Department of Epidemiology, University of Michigan, Ann Arbor, Mich., USA.
Cerebrovasc Dis. 2014;38(5):362-9. doi: 10.1159/000366468. Epub 2014 Nov 25.
A wide variety of racial and ethnic disparities in stroke epidemiology and treatment have been reported. Race-ethnic differences in initial stroke severity may be one important determinant of differences in the outcome after stroke. The overall goal of this study was to move beyond ethnic comparisons in the mean or median severity, and instead investigate ethnic differences in the entire distribution of initial stroke severity. Additionally, we investigated whether age modifies the relationship between ethnicity and initial stroke severity as this may be an important determinant of racial differences in the outcome after stroke.
Ischemic stroke cases were identified from the population-based Brain Attack Surveillance in Corpus Christi (BASIC) project. National Institutes of Health Stroke Scale (NIHSS) was determined from the medical record or abstracted from the chart. Ethnicity was reported as Mexican American (MA) or non-Hispanic white (NHW). Quantile regression was used to model the distribution of NIHSS score by age category (45-59, 60-74, 75+) to test whether ethnic differences exist over different quantiles of NIHSS (5 percentile increments). Crude models examined the interaction between age category and ethnicity; models were then adjusted for history of stroke/transient ischemic attack, hypertension, atrial fibrillation, coronary artery disease, and diabetes. RESULTS were adjusted for multiple comparisons.
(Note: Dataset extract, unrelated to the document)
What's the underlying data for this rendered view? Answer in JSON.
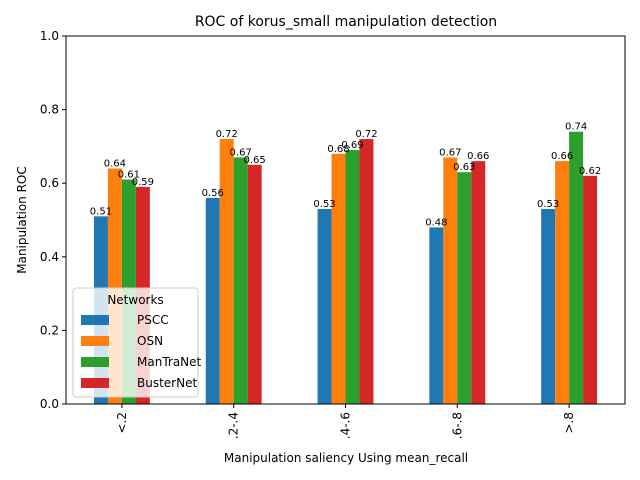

There were 4,366 ischemic strokes, with median age 72 (IQR: 61-81), 55% MA, and median NIHSS of 4 (IQR: 2-8). MAs were younger, more likely to have a history of hypertension and diabetes, but less likely to have atrial fibrillation compared to NHWs. In the crude model, the ethnicity-age interaction was not statistically significant. After adjustment, the ethnicity-age interaction became significant at the 85th and 95th percentiles of NIHSS distribution. MAs in the younger age category (45-59) were significantly less severe by 3 and 6 points on the initial NIHSS than NHWs, at the 85th and 95th percentiles, respectively. However, in the older age category (75+), there was a reversal of this pattern; MAs had more severe strokes than NHWs by about 2 points, though not reaching statistical significance.
There was no overall ethnic difference in stroke severity by age in our crude model. However, several potentially important ethnic differences among individuals with the most severe strokes were seen in younger and older stroke patients that were not explained by traditional risk factors. Age should be considered in future studies when looking at the complex distributional relationship between ethnicity and stroke severity.
在中风的流行病学和治疗方面,已经报道了各种各样的种族和民族差异。初始中风严重程度的种族-民族差异可能是中风后结局差异的一个重要决定因素。本研究的总体目标是超越平均或中位数严重程度的种族比较,而是研究初始中风严重程度的整个分布的种族差异。此外,我们还研究了年龄是否改变了种族与初始中风严重程度之间的关系,因为这可能是中风后种族差异的一个重要决定因素。
从基于人群的科珀斯克里斯蒂大脑攻击监测(BASIC)项目中确定缺血性中风病例。国立卫生研究院中风量表(NIHSS)是从病历中确定的,或从图表中摘录的。种族被报告为墨西哥裔美国人(MA)或非西班牙裔白人(NHW)。使用分位数回归来模拟 NIHSS 评分的年龄类别(45-59、60-74、75+)分布,以检验在不同 NIHSS 分位数(5%分位数增量)上是否存在种族差异。在粗模型中,检验了年龄类别与种族之间的交互作用;然后,对中风/短暂性脑缺血发作、高血压、心房颤动、冠心病和糖尿病的病史进行了调整。结果进行了多次比较调整。
共纳入 4366 例缺血性中风患者,中位年龄为 72 岁(IQR:61-81),55%为 MA,NIHSS 中位数为 4 分(IQR:2-8)。与 NHW 相比,MA 年龄较小,高血压和糖尿病病史较多,但心房颤动较少。在粗模型中,种族-年龄的交互作用没有统计学意义。调整后,在 NIHSS 分布的 85%和 95%分位数处,种族-年龄的交互作用变得显著。在较年轻的年龄组(45-59)中,MA 的初始 NIHSS 评分比 NHW 低 3 分和 6 分,分别处于 85%和 95%分位数。然而,在较老的年龄组(75+)中,这种模式发生了逆转;MA 的中风比 NHW 严重约 2 分,但没有达到统计学意义。
在我们的粗模型中,年龄对中风严重程度没有总体种族差异。然而,在较年轻和较年长的中风患者中,发现了一些与最严重中风有关的潜在重要种族差异,这些差异不能用传统的危险因素来解释。在研究种族与中风严重程度之间复杂的分布关系时,应考虑年龄因素。